Adapting OCTA for anterior segment does come with several downsides. Specialised anterior segment adaptive lenses have to be used [57, 101] and current software are meant for imaging the posterior segment, therefore resulting in non-parallel segmentation and artefacts due to the curvature of the cornea [103]. Anterior segment OCTA is incapable of registering scans and providing localization required for comparison of serial scans [100, 104]. In addition, motion artefacts are common in anterior scans due to a lack of motion correction software [105].

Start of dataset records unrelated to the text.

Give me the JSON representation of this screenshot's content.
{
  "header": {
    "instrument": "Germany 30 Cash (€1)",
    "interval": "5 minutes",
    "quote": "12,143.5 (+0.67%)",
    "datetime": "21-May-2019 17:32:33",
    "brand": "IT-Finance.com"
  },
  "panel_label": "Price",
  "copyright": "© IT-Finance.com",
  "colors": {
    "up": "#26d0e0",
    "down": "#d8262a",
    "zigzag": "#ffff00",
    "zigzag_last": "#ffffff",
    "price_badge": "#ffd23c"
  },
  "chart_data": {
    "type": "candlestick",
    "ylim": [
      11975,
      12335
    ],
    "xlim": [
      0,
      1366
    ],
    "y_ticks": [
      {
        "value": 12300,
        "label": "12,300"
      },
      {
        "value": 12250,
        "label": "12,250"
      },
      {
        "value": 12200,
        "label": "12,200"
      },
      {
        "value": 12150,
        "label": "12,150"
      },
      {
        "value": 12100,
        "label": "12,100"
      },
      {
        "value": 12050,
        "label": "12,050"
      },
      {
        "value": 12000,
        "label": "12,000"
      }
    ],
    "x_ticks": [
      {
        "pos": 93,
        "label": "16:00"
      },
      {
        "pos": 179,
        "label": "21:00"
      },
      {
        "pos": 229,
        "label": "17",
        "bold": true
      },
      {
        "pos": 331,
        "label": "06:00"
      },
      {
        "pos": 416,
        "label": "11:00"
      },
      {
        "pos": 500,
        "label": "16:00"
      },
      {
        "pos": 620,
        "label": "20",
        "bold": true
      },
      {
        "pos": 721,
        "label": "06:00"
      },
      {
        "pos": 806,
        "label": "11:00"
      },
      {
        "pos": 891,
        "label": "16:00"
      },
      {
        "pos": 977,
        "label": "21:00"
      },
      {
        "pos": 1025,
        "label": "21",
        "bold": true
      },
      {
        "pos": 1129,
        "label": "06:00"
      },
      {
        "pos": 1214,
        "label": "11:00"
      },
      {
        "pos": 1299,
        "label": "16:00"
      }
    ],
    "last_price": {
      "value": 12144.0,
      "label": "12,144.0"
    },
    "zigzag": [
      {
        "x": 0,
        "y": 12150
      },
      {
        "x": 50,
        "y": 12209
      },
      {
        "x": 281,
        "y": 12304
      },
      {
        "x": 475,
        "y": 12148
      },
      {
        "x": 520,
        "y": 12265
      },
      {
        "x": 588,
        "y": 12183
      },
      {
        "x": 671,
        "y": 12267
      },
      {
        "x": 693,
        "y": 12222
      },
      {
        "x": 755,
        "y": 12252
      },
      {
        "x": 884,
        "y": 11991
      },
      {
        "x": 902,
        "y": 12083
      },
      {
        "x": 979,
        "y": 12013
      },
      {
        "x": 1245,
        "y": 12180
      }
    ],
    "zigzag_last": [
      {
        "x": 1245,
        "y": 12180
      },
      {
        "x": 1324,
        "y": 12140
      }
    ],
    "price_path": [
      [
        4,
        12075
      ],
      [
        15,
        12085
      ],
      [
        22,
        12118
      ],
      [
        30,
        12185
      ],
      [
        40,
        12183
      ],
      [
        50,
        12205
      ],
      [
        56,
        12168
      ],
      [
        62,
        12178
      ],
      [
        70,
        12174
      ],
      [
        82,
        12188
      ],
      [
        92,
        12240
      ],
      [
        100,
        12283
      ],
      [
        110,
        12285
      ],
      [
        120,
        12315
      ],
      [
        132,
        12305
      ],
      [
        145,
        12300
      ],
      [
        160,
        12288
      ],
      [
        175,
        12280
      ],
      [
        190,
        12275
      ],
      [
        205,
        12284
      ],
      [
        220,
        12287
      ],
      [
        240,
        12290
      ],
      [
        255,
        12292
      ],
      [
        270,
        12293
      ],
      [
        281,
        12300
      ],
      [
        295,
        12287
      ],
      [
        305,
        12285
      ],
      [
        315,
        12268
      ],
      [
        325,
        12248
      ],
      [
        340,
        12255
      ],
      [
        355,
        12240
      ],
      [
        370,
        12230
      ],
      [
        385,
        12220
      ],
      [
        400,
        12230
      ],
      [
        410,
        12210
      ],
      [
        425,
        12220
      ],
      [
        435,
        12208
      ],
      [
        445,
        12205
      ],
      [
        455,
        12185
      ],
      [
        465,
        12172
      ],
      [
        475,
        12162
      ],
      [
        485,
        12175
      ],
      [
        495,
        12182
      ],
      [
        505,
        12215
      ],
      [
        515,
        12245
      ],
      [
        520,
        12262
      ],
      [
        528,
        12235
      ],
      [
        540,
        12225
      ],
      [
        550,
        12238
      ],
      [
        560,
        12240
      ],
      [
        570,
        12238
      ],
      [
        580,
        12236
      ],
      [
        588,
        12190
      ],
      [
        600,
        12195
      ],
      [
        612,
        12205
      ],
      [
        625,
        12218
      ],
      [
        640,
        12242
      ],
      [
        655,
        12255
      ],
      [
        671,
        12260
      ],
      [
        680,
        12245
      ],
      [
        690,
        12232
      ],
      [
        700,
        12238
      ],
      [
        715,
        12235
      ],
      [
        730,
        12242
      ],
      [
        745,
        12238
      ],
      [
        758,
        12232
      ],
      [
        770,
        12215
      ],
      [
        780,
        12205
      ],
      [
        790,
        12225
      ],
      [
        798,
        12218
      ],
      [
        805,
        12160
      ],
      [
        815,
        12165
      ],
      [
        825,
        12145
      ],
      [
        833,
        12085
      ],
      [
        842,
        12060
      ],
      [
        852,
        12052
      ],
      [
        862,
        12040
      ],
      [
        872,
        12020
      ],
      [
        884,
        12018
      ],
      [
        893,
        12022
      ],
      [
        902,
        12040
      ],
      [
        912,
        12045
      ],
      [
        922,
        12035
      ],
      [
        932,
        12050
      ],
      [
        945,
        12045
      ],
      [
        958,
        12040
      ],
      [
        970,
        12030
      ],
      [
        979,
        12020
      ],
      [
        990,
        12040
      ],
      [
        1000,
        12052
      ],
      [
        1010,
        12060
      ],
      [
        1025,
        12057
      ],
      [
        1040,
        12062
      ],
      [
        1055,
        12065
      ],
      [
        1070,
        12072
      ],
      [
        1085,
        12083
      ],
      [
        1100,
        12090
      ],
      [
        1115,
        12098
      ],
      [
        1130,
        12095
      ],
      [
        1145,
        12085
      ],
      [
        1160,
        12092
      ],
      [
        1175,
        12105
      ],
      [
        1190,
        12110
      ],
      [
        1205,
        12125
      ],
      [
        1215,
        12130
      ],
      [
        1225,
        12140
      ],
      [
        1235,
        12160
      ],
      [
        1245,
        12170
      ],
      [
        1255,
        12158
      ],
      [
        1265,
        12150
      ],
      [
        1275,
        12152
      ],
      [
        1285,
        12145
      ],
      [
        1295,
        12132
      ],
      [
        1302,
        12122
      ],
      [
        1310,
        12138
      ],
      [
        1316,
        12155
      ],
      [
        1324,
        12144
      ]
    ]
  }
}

Furthermore, anterior segment OCTA is not able to visualise deeper vessels in eyes with corneal opacities, dense iris pigmentation, or vessels in thick iris tumours. It has poor detection of vessels with minimal flow since the flow of erythrocytes are slower in small calibre vessels and may be below the detection threshold. Since OCTA are optimized for the posterior segment which has mainly traversing blood flows in the vessels, anterior segment vessels with axial flow may not be detected [106].

Conclusion

OCTA may potentially serve as a good alternative in the diagnosis and monitoring of diabetic retinopathy and maculopathy due to its non-invasiveness nature. However, the current quantitative measures developed have been more useful in research studies and their clinical implications are not yet well established. At the moment, these measures are not necessary for the diagnosis and monitoring of DR and its associated complications as there are existing methods that are clinically proven to be useful. However, with more studies being done in the near future, these quantitative OCTA measures may have a role in detecting subclinical disease. Anterior segment OCTA, especially in the imaging of the iris, may also be a useful biomarker in monitoring the progression of DR and potentially prevent severe complications.